In Grant's two terms he strengthened Washington's legal capabilities to directly intervene to protect citizenship rights even if the states ignored the problem.[133] He worked with Congress to create the Department of Justice and office of solicitor general, led by Attorney General Amos Akerman and the first Solicitor General Benjamin Bristow. Congress passed three powerful Enforcement Acts in 1870–71. These were criminal codes which protected the freedmen's right to vote, to hold office, to serve on juries, and receive equal protection of laws. Most important, they authorized the federal government to intervene when states did not act. Grant's new Justice Department prosecuted thousands of Klansmen under the tough new laws. Grant sent federal troops to nine South Carolina counties to suppress Klan violence in 1871. Grant supported passage of the Fifteenth Amendment stating that no state could deny a man the right to vote on the basis of race. Congress passed the Civil Rights Act of 1875 giving people access to public facilities regardless of race.[134]

To counter vote fraud in the Democratic stronghold of New York City, Grant sent in tens of thousands of armed, uniformed federal marshals and other election officials to regulate the 1870 and subsequent elections. Democrats across the North then mobilized to defend their base and attacked Grant's entire set of policies.[135] On October 21, 1876, President Grant deployed troops to protect black and white Republican voters in Petersburg, Virginia.[136]

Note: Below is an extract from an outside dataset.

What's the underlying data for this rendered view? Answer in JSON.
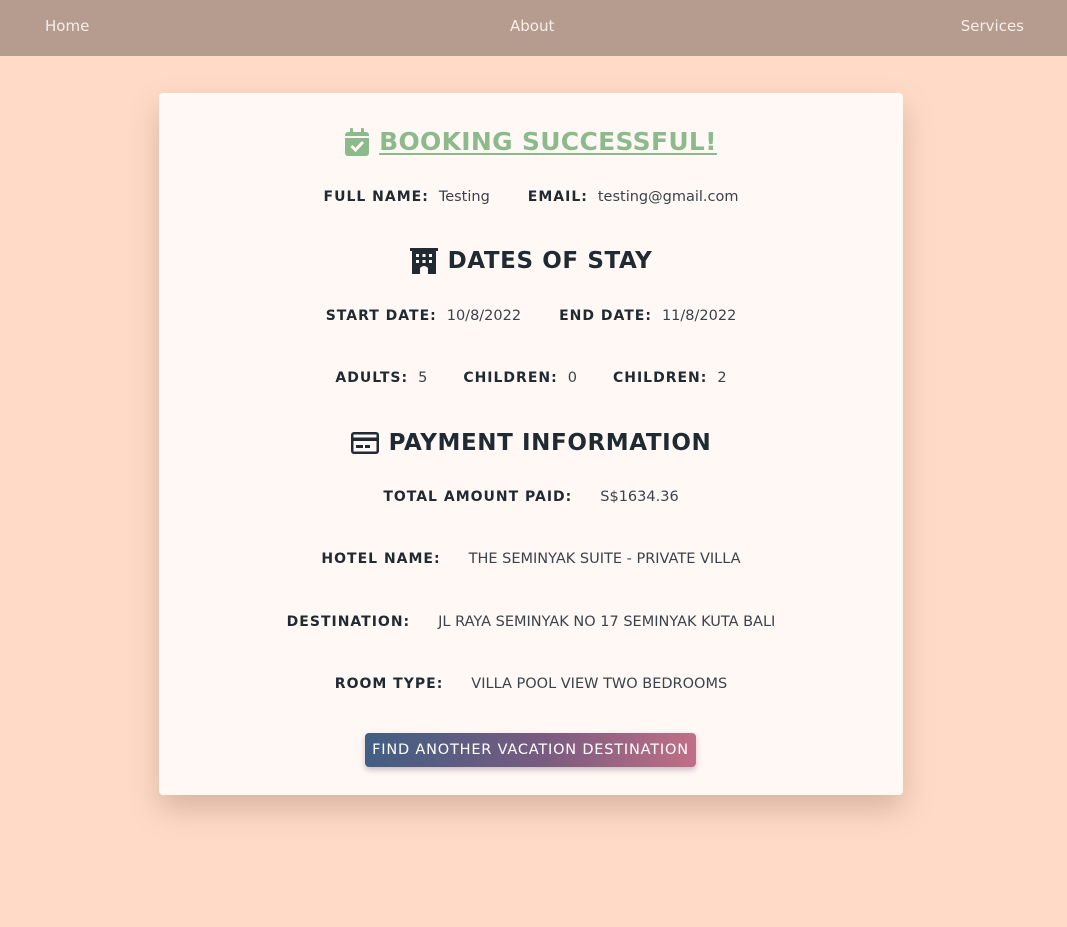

Grant's support from Congress and the nation declined due to scandals within his administration and the political resurgence of the Democrats in the North and South. By 1870, most Republicans felt the war goals had been achieved, and they turned their attention to other issues such as economic policies.[137]

Congressional investigation (1871–1872)

On April 20, 1871, the U.S. Congress launched a 21-member investigation committee on the status of the Southern Reconstruction states: North Carolina, South Carolina, Georgia, Mississippi, Alabama, and Florida. Congressional members on the committee included Rep. Benjamin Butler, Sen. Zachariah Chandler, and Sen. Francis P. Blair. Subcommittee members traveled into the South to interview the people living in their respective states. Those interviewed included top-ranking officials, such as Wade Hampton III, former South Carolina Gov. James L. Orr, and Nathan Bedford Forrest, a former Confederate general and prominent Ku Klux Klan leader (Forrest denied in his congressional testimony being a member). Other Southerners interviewed included farmers, doctors, merchants, teachers, and clergymen. The committee heard numerous reports of white violence against blacks, while many whites denied Klan membership or knowledge of violent activities. The majority report by Republicans concluded that the government would not tolerate any Southern "conspiracy" to resist violently the congressional Reconstruction. The committee completed its 13-volume report in February 1872. While Grant had been able to suppress the KKK through the Enforcement Acts, other paramilitary insurgents organized, including the White League in 1874, active in Louisiana; and the Red Shirts, with chapters active in Mississippi and the Carolinas. They used intimidation and outright attacks to run Republicans out of office and repress voting by blacks, leading to white Democrats regaining power by the elections of the mid-to-late 1870s.[138]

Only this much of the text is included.